Local Energy Decomposition of Intramolecular Interactions: The CovaLED Approach and Its Application to Molecular Recognition in Biomolecular Assemblies

Achieving quantitative insight into the noncovalent interactions that govern molecular function and biological activity in complex assemblies remains a major challenge for quantum chemical analysis, particularly in systems such as nucleic acids where standard force-fields are known to struggle. Local energy decomposition (LED) provides gold-standard coupled-cluster descriptions of intermolecular interactions but can become difficult to interpret chemically when interacting fragments are covalently connected, such as ligands embedded in nucleic acid frameworks or functional groups linked through bonding networks.
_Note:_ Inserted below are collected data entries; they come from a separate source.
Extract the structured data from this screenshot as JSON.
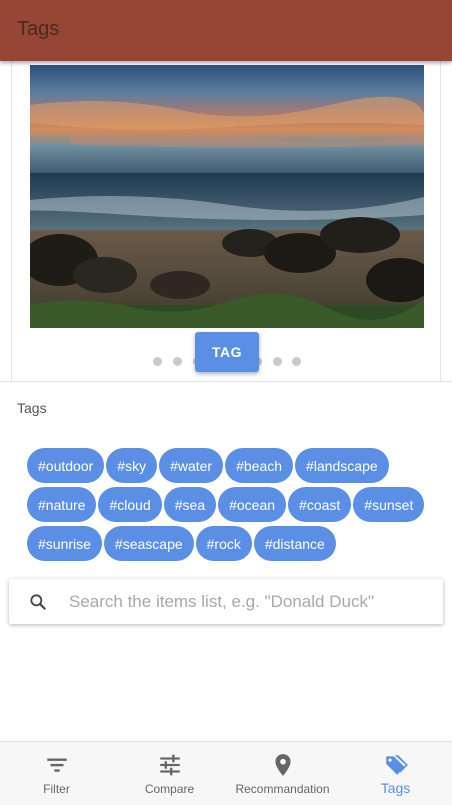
{
  "app": {
    "title": "Tags"
  },
  "carousel": {
    "image_description_icon": "beach-sunset-photo",
    "button_label": "TAG",
    "dot_count": 8,
    "active_dot": 3
  },
  "tags_section": {
    "label": "Tags"
  },
  "tags": [
    [
      "#outdoor",
      "#sky",
      "#water",
      "#beach",
      "#landscape"
    ],
    [
      "#nature",
      "#cloud",
      "#sea",
      "#ocean",
      "#coast",
      "#sunset"
    ],
    [
      "#sunrise",
      "#seascape",
      "#rock",
      "#distance"
    ]
  ],
  "search": {
    "placeholder": "Search the items list, e.g. \"Donald Duck\"",
    "value": "",
    "icon": "search-icon"
  },
  "bottom_nav": {
    "items": [
      {
        "label": "Filter",
        "icon": "filter-icon"
      },
      {
        "label": "Compare",
        "icon": "sliders-icon"
      },
      {
        "label": "Recommandation",
        "icon": "location-pin-icon"
      },
      {
        "label": "Tags",
        "icon": "tag-icon"
      }
    ],
    "active": 3
  },
  "colors": {
    "appbar": "#974535",
    "accent": "#5b8fe6",
    "nav_background": "#f7f7f7"
  }
}
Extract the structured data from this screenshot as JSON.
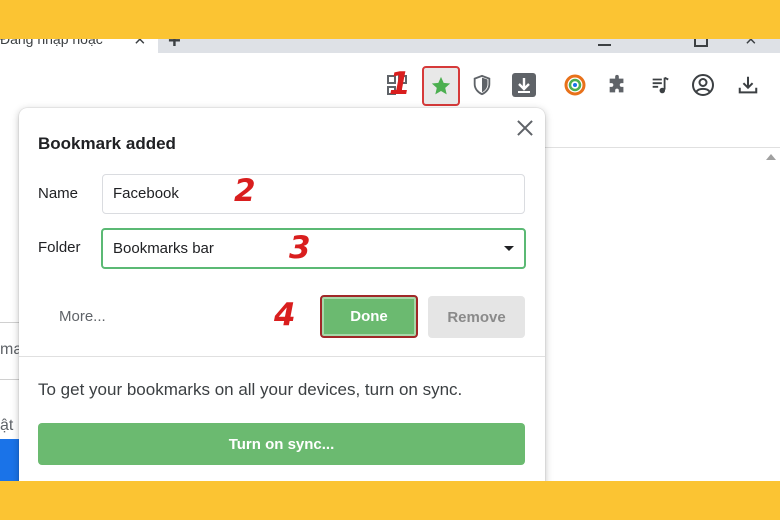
{
  "colors": {
    "frame": "#fbc433",
    "accent_green": "#6bba70",
    "callout_red": "#d91e1e",
    "focus_green": "#5bb974"
  },
  "tab": {
    "title": "Đăng nhập hoặc",
    "close_icon": "close-icon"
  },
  "titlebar": {
    "new_tab_icon": "plus-icon",
    "minimize_icon": "minimize-icon",
    "maximize_icon": "restore-icon",
    "close_icon": "close-icon"
  },
  "toolbar": {
    "icons": [
      "qr-code-icon",
      "star-icon",
      "shield-icon",
      "download-arrow-icon",
      "extension-circle-icon",
      "puzzle-icon",
      "music-list-icon",
      "account-icon",
      "download-icon"
    ]
  },
  "page": {
    "left_fragments": [
      "ma",
      "ật"
    ]
  },
  "callouts": [
    "1",
    "2",
    "3",
    "4"
  ],
  "dialog": {
    "title": "Bookmark added",
    "name_label": "Name",
    "name_value": "Facebook",
    "folder_label": "Folder",
    "folder_value": "Bookmarks bar",
    "more_label": "More...",
    "done_label": "Done",
    "remove_label": "Remove",
    "sync_text": "To get your bookmarks on all your devices, turn on sync.",
    "sync_button": "Turn on sync..."
  }
}
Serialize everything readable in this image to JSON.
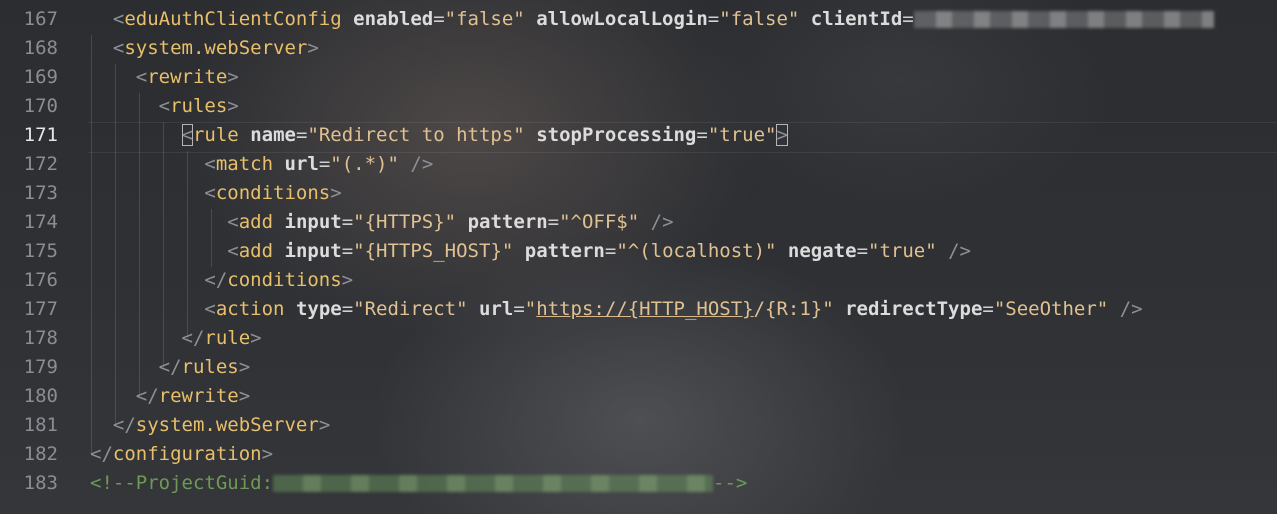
{
  "editor": {
    "lines": [
      {
        "num": "167",
        "indent": "  ",
        "parts": [
          [
            "p",
            "<"
          ],
          [
            "t",
            "eduAuthClientConfig"
          ],
          [
            "s",
            " "
          ],
          [
            "a",
            "enabled"
          ],
          [
            "eq",
            "="
          ],
          [
            "v",
            "\"false\""
          ],
          [
            "s",
            " "
          ],
          [
            "a",
            "allowLocalLogin"
          ],
          [
            "eq",
            "="
          ],
          [
            "v",
            "\"false\""
          ],
          [
            "s",
            " "
          ],
          [
            "a",
            "clientId"
          ],
          [
            "eq",
            "="
          ]
        ],
        "redacted": "grey"
      },
      {
        "num": "168",
        "indent": "  ",
        "parts": [
          [
            "p",
            "<"
          ],
          [
            "t",
            "system.webServer"
          ],
          [
            "p",
            ">"
          ]
        ]
      },
      {
        "num": "169",
        "indent": "    ",
        "parts": [
          [
            "p",
            "<"
          ],
          [
            "t",
            "rewrite"
          ],
          [
            "p",
            ">"
          ]
        ]
      },
      {
        "num": "170",
        "indent": "      ",
        "parts": [
          [
            "p",
            "<"
          ],
          [
            "t",
            "rules"
          ],
          [
            "p",
            ">"
          ]
        ]
      },
      {
        "num": "171",
        "indent": "        ",
        "active": true,
        "parts": [
          [
            "pb",
            "<"
          ],
          [
            "t",
            "rule"
          ],
          [
            "s",
            " "
          ],
          [
            "a",
            "name"
          ],
          [
            "eq",
            "="
          ],
          [
            "v",
            "\"Redirect to https\""
          ],
          [
            "s",
            " "
          ],
          [
            "a",
            "stopProcessing"
          ],
          [
            "eq",
            "="
          ],
          [
            "v",
            "\"true\""
          ],
          [
            "pb",
            ">"
          ]
        ]
      },
      {
        "num": "172",
        "indent": "          ",
        "parts": [
          [
            "p",
            "<"
          ],
          [
            "t",
            "match"
          ],
          [
            "s",
            " "
          ],
          [
            "a",
            "url"
          ],
          [
            "eq",
            "="
          ],
          [
            "v",
            "\"(.*)\""
          ],
          [
            "s",
            " "
          ],
          [
            "p",
            "/>"
          ]
        ]
      },
      {
        "num": "173",
        "indent": "          ",
        "parts": [
          [
            "p",
            "<"
          ],
          [
            "t",
            "conditions"
          ],
          [
            "p",
            ">"
          ]
        ]
      },
      {
        "num": "174",
        "indent": "            ",
        "parts": [
          [
            "p",
            "<"
          ],
          [
            "t",
            "add"
          ],
          [
            "s",
            " "
          ],
          [
            "a",
            "input"
          ],
          [
            "eq",
            "="
          ],
          [
            "v",
            "\"{HTTPS}\""
          ],
          [
            "s",
            " "
          ],
          [
            "a",
            "pattern"
          ],
          [
            "eq",
            "="
          ],
          [
            "v",
            "\"^OFF$\""
          ],
          [
            "s",
            " "
          ],
          [
            "p",
            "/>"
          ]
        ]
      },
      {
        "num": "175",
        "indent": "            ",
        "parts": [
          [
            "p",
            "<"
          ],
          [
            "t",
            "add"
          ],
          [
            "s",
            " "
          ],
          [
            "a",
            "input"
          ],
          [
            "eq",
            "="
          ],
          [
            "v",
            "\"{HTTPS_HOST}\""
          ],
          [
            "s",
            " "
          ],
          [
            "a",
            "pattern"
          ],
          [
            "eq",
            "="
          ],
          [
            "v",
            "\"^(localhost)\""
          ],
          [
            "s",
            " "
          ],
          [
            "a",
            "negate"
          ],
          [
            "eq",
            "="
          ],
          [
            "v",
            "\"true\""
          ],
          [
            "s",
            " "
          ],
          [
            "p",
            "/>"
          ]
        ]
      },
      {
        "num": "176",
        "indent": "          ",
        "parts": [
          [
            "p",
            "</"
          ],
          [
            "t",
            "conditions"
          ],
          [
            "p",
            ">"
          ]
        ]
      },
      {
        "num": "177",
        "indent": "          ",
        "parts": [
          [
            "p",
            "<"
          ],
          [
            "t",
            "action"
          ],
          [
            "s",
            " "
          ],
          [
            "a",
            "type"
          ],
          [
            "eq",
            "="
          ],
          [
            "v",
            "\"Redirect\""
          ],
          [
            "s",
            " "
          ],
          [
            "a",
            "url"
          ],
          [
            "eq",
            "="
          ],
          [
            "v",
            "\""
          ],
          [
            "vu",
            "https://{HTTP_HOST}"
          ],
          [
            "v",
            "/{R:1}\""
          ],
          [
            "s",
            " "
          ],
          [
            "a",
            "redirectType"
          ],
          [
            "eq",
            "="
          ],
          [
            "v",
            "\"SeeOther\""
          ],
          [
            "s",
            " "
          ],
          [
            "p",
            "/>"
          ]
        ]
      },
      {
        "num": "178",
        "indent": "        ",
        "parts": [
          [
            "p",
            "</"
          ],
          [
            "t",
            "rule"
          ],
          [
            "p",
            ">"
          ]
        ]
      },
      {
        "num": "179",
        "indent": "      ",
        "parts": [
          [
            "p",
            "</"
          ],
          [
            "t",
            "rules"
          ],
          [
            "p",
            ">"
          ]
        ]
      },
      {
        "num": "180",
        "indent": "    ",
        "parts": [
          [
            "p",
            "</"
          ],
          [
            "t",
            "rewrite"
          ],
          [
            "p",
            ">"
          ]
        ]
      },
      {
        "num": "181",
        "indent": "  ",
        "parts": [
          [
            "p",
            "</"
          ],
          [
            "t",
            "system.webServer"
          ],
          [
            "p",
            ">"
          ]
        ]
      },
      {
        "num": "182",
        "indent": "",
        "parts": [
          [
            "p",
            "</"
          ],
          [
            "t",
            "configuration"
          ],
          [
            "p",
            ">"
          ]
        ]
      },
      {
        "num": "183",
        "indent": "",
        "parts": [
          [
            "cm",
            "<!--ProjectGuid:"
          ]
        ],
        "redacted": "green",
        "tail": [
          "cm",
          "-->"
        ]
      }
    ]
  },
  "colors": {
    "tag": "#e8bf6a",
    "attribute": "#dcdcdc",
    "value": "#e0c191",
    "punctuation": "#8d9096",
    "comment": "#6e9a55",
    "line_number": "#8a8d93"
  }
}
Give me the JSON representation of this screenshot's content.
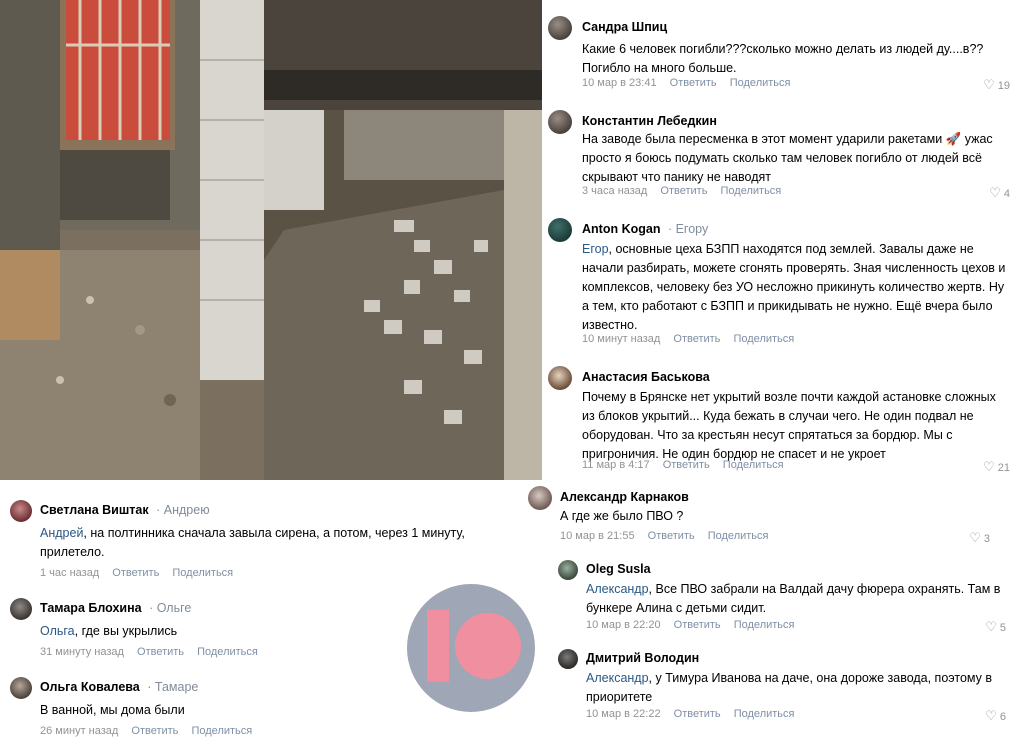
{
  "comments_right": [
    {
      "name": "Сандра Шпиц",
      "reply_to": "",
      "mention": "",
      "text": "Какие 6 человек погибли???сколько можно делать из людей ду....в?? Погибло на много больше.",
      "time": "10 мар в 23:41",
      "reply": "Ответить",
      "share": "Поделиться",
      "likes": "19"
    },
    {
      "name": "Константин Лебедкин",
      "reply_to": "",
      "mention": "",
      "text": "На заводе была пересменка в этот момент ударили ракетами 🚀 ужас просто я боюсь подумать сколько там человек погибло от людей всё скрывают что панику не наводят",
      "time": "3 часа назад",
      "reply": "Ответить",
      "share": "Поделиться",
      "likes": "4"
    },
    {
      "name": "Anton Kogan",
      "reply_to": "Егору",
      "mention": "Егор",
      "text": ", основные цеха БЗПП находятся под землей. Завалы даже не начали разбирать, можете сгонять проверять. Зная численность цехов и комплексов, человеку без УО несложно прикинуть количество жертв. Ну а тем, кто работают с БЗПП и прикидывать не нужно. Ещё вчера было известно.",
      "time": "10 минут назад",
      "reply": "Ответить",
      "share": "Поделиться",
      "likes": ""
    },
    {
      "name": "Анастасия Баськова",
      "reply_to": "",
      "mention": "",
      "text": "Почему в Брянске нет укрытий возле почти каждой астановке сложных из блоков укрытий... Куда бежать в случаи чего. Не один подвал не оборудован. Что за крестьян несут спрятаться за бордюр. Мы с пригроничия. Не один бордюр не спасет и не укроет",
      "time": "11 мар в 4:17",
      "reply": "Ответить",
      "share": "Поделиться",
      "likes": "21"
    },
    {
      "name": "Александр Карнаков",
      "reply_to": "",
      "mention": "",
      "text": "А где же было ПВО ?",
      "time": "10 мар в 21:55",
      "reply": "Ответить",
      "share": "Поделиться",
      "likes": "3"
    },
    {
      "name": "Oleg Susla",
      "reply_to": "",
      "mention": "Александр",
      "text": ", Все ПВО забрали на Валдай дачу фюрера охранять. Там в бункере Алина с детьми сидит.",
      "time": "10 мар в 22:20",
      "reply": "Ответить",
      "share": "Поделиться",
      "likes": "5"
    },
    {
      "name": "Дмитрий Володин",
      "reply_to": "",
      "mention": "Александр",
      "text": ", у Тимура Иванова на даче, она дороже завода, поэтому в приоритете",
      "time": "10 мар в 22:22",
      "reply": "Ответить",
      "share": "Поделиться",
      "likes": "6"
    }
  ],
  "comments_left": [
    {
      "name": "Светлана Виштак",
      "reply_to": "Андрею",
      "mention": "Андрей",
      "text": ", на полтинника сначала завыла сирена, а потом, через 1 минуту, прилетело.",
      "time": "1 час назад",
      "reply": "Ответить",
      "share": "Поделиться"
    },
    {
      "name": "Тамара Блохина",
      "reply_to": "Ольге",
      "mention": "Ольга",
      "text": ", где вы укрылись",
      "time": "31 минуту назад",
      "reply": "Ответить",
      "share": "Поделиться"
    },
    {
      "name": "Ольга Ковалева",
      "reply_to": "Тамаре",
      "mention": "",
      "text": "В ванной, мы дома были",
      "time": "26 минут назад",
      "reply": "Ответить",
      "share": "Поделиться"
    }
  ],
  "colors": {
    "logo_bg": "#9fa6b5",
    "logo_fg": "#f08fa0",
    "link": "#2a5885",
    "meta": "#939393"
  }
}
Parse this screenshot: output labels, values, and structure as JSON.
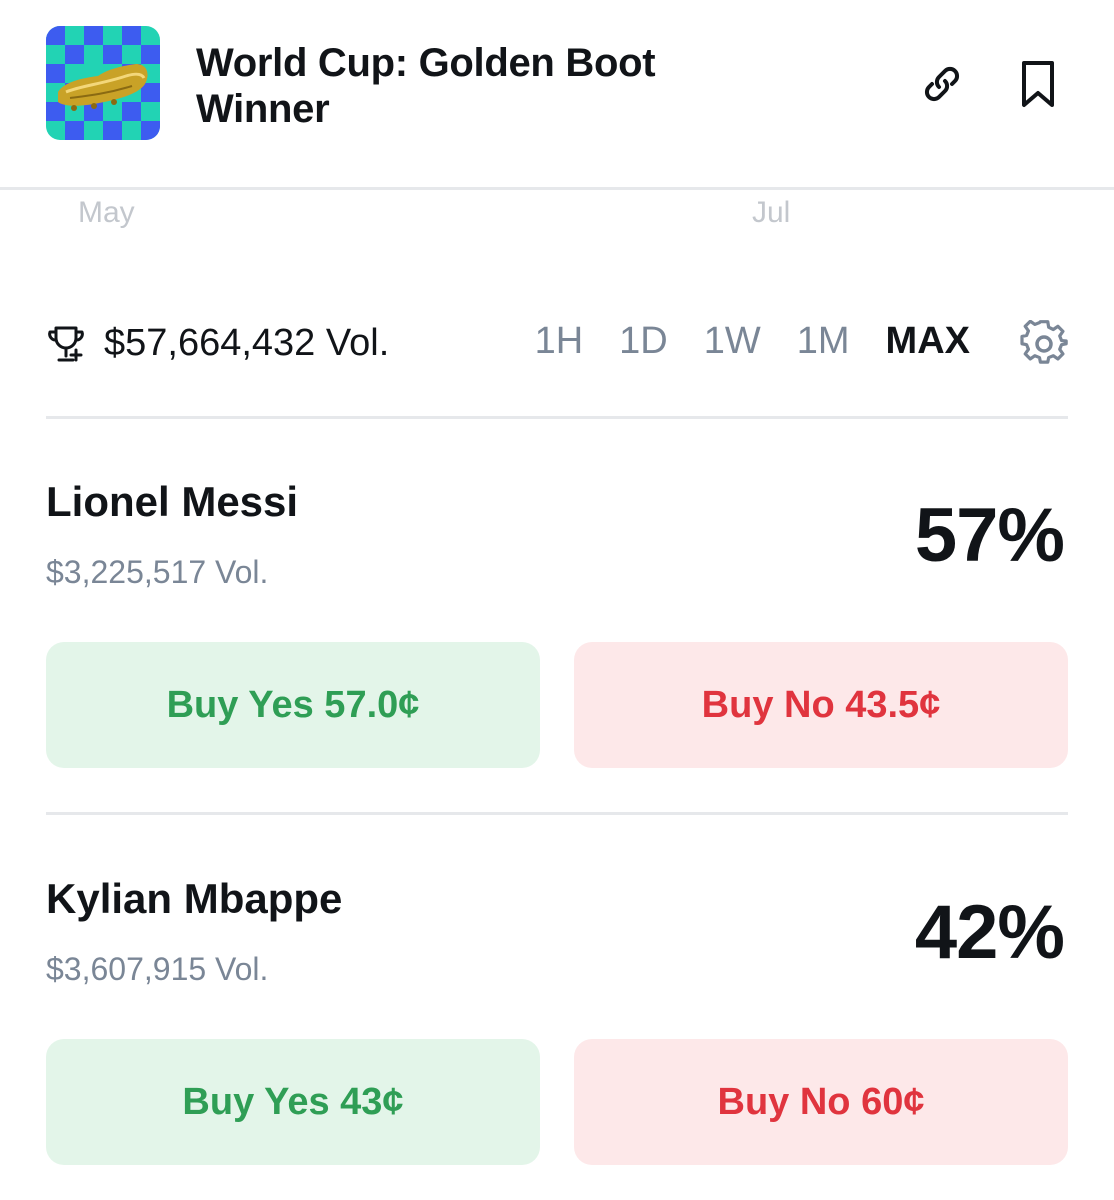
{
  "header": {
    "title": "World Cup: Golden Boot Winner",
    "thumbnail_icon": "golden-boot-image",
    "link_icon": "link-icon",
    "bookmark_icon": "bookmark-icon"
  },
  "chart_axis": {
    "x_labels": [
      "May",
      "Jul"
    ]
  },
  "volume_row": {
    "total_volume": "$57,664,432 Vol.",
    "ranges": [
      "1H",
      "1D",
      "1W",
      "1M",
      "MAX"
    ],
    "active_range": "MAX"
  },
  "outcomes": [
    {
      "name": "Lionel Messi",
      "volume": "$3,225,517 Vol.",
      "percent": "57%",
      "buy_yes": "Buy Yes 57.0¢",
      "buy_no": "Buy No 43.5¢"
    },
    {
      "name": "Kylian Mbappe",
      "volume": "$3,607,915 Vol.",
      "percent": "42%",
      "buy_yes": "Buy Yes 43¢",
      "buy_no": "Buy No 60¢"
    }
  ],
  "colors": {
    "yes_bg": "#e3f5e9",
    "yes_text": "#2f9e55",
    "no_bg": "#fde8e9",
    "no_text": "#e0343e",
    "thumb_teal": "#22d3b4",
    "thumb_blue": "#3d5cf0"
  }
}
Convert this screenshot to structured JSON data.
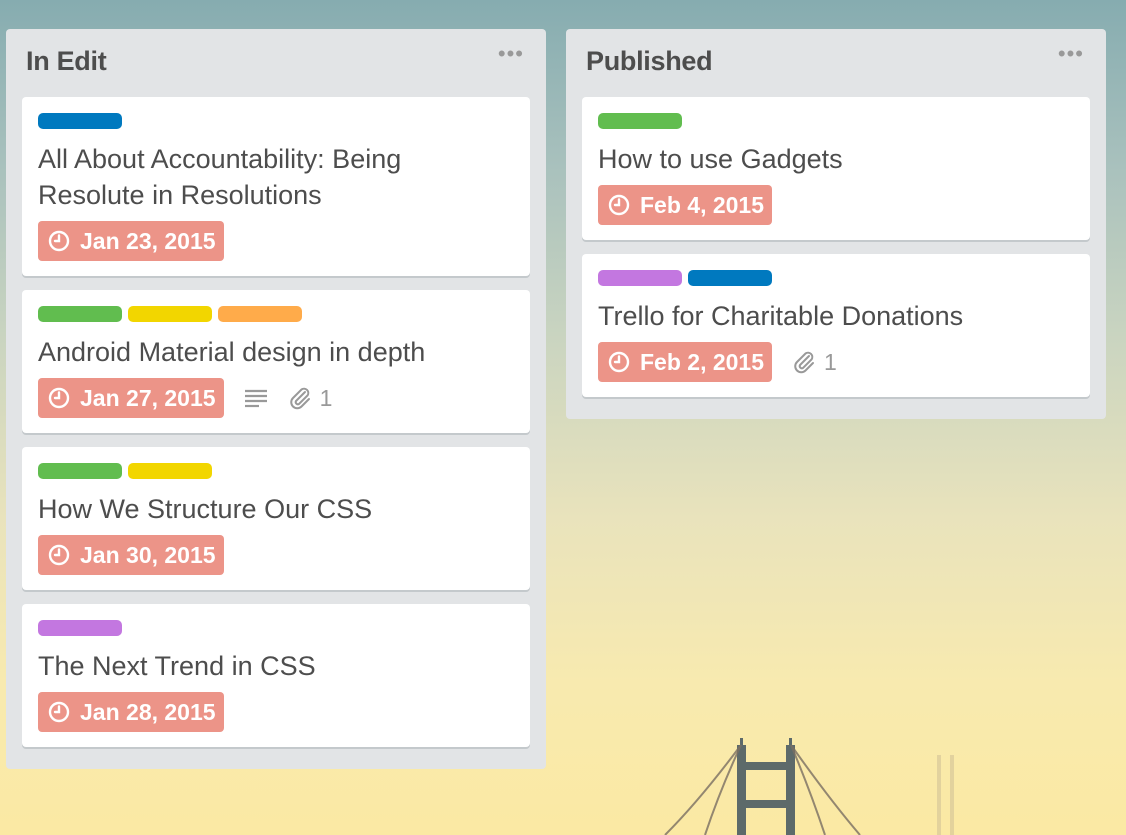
{
  "colors": {
    "blue": "#0079bf",
    "green": "#61bd4f",
    "yellow": "#f2d600",
    "orange": "#ffab4a",
    "purple": "#c377e0",
    "due_badge": "#ec9488"
  },
  "lists": [
    {
      "title": "In Edit",
      "menu_icon": "more-horizontal-icon",
      "cards": [
        {
          "labels": [
            "blue"
          ],
          "title": "All About Accountability: Being Resolute in Resolutions",
          "due": "Jan 23, 2015"
        },
        {
          "labels": [
            "green",
            "yellow",
            "orange"
          ],
          "title": "Android Material design in depth",
          "due": "Jan 27, 2015",
          "has_description": true,
          "attachments": "1"
        },
        {
          "labels": [
            "green",
            "yellow"
          ],
          "title": "How We Structure Our CSS",
          "due": "Jan 30, 2015"
        },
        {
          "labels": [
            "purple"
          ],
          "title": "The Next Trend in CSS",
          "due": "Jan 28, 2015"
        }
      ]
    },
    {
      "title": "Published",
      "menu_icon": "more-horizontal-icon",
      "cards": [
        {
          "labels": [
            "green"
          ],
          "title": "How to use Gadgets",
          "due": "Feb 4, 2015"
        },
        {
          "labels": [
            "purple",
            "blue"
          ],
          "title": "Trello for Charitable Donations",
          "due": "Feb 2, 2015",
          "attachments": "1"
        }
      ]
    }
  ]
}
In these situations, shared electron density across fragment boundaries obscures the physical interpretation of energy contributions. Here we introduce CovaLED, an extension of the LED scheme that enables a rigorous treatment of covalent connectivity within the LED framework. Application to nucleic-acid-based recognition systems demonstrates the capabilities of the approach. In a riboswitch RNA–ligand complex, CovaLED reveals how methylation of guanine leads to a loss of stabilizing hydrogen-bonding interactions, consistent with experimental binding affinity trends. In a segment of human DNA, the method enables accurate quantification of interactions between nucleotides covalently linked within the backbone. CovaLED thus enables coupled-cluster-level energy decomposition in realistic biomolecular systems, where covalent structure and noncovalent recognition are intrinsically intertwined.